Ho seguito Makia e Muhna nel loro terzo viaggio a Damasco per partecipare al forum. La sveglia suona alle 5 del mattino, Makia prepara i vestiti, il caffè nero forte, accende una sigaretta e chiama Muhna per incontrarsi ad Antaria, punto di partenza da Qamishli. Prova a contrattare sul prezzo del biglietto con l’autista del bus, pur sapendo che il prezzo non cambierà – fa parte della cultura. Pagano entrambe 158 lire, circa 17 dollari americani. “Nassam Alayna El Hawa”, la brezza soffiò su di noi, una delle canzoni di Fairuz, la voce più potente e artistica del Libano e del medio oriente, inizia a suonare. La canzone del mattino. Arriviamo al primo dei quattro o cinque posti di blocco che ci separano dalla capitale.
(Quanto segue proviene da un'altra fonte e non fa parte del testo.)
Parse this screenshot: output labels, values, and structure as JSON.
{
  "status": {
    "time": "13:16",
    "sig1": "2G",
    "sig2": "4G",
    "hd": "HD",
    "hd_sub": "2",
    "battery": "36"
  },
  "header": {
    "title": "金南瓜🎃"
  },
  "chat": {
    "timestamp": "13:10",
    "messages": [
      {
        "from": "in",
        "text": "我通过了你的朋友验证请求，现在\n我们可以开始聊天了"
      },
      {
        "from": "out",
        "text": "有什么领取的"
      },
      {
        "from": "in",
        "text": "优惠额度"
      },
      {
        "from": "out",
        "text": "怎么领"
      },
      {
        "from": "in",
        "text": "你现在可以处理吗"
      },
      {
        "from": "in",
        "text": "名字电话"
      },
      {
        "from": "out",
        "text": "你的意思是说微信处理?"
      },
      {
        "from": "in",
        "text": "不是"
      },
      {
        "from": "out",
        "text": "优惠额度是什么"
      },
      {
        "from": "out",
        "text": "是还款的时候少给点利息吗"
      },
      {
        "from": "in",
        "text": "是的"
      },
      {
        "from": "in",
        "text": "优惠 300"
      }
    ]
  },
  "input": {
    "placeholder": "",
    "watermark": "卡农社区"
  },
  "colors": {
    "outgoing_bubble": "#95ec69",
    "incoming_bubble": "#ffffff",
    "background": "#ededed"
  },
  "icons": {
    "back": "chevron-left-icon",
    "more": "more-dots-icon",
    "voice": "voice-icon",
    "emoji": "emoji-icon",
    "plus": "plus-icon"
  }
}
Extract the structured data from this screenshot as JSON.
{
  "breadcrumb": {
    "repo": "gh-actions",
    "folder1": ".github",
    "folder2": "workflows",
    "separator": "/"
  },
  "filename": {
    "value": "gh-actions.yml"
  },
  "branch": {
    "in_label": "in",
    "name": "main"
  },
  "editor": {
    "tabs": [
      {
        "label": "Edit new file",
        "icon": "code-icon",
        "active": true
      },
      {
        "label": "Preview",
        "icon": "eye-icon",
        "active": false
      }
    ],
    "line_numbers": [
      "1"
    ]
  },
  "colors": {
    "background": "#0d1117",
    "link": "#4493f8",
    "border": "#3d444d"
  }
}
Ci alziamo, prendiamo un tè, dico: “Ti rendi conto che un giorno potremo viaggiare da Qamishli a Sham senza problemi? ”. Muhna risponde: “Spero solo di poter tornare un giorno ad Ain Issa in sicurezza”. Io sono abituata a chiamarla con il nome curdo (Sari-Kani), ma essendo araba, la chiama così – e va bene così.  Da irachena, riconosco il dolore di Makia: l’ho visto e l’ho vissuto nel post 2003 in Iraq, nella sofferenza delle minoranze e delle donne. La sua storia è la memoria collettiva della nostra regione, la nostra lotta condivisa. Il lavoro che ci attende è immenso, ma donne siriane come Makia stanno dando forma a un nuovo futuro, dove giustizia e uguaglianza non siano solo aspirazioni, ma diritti.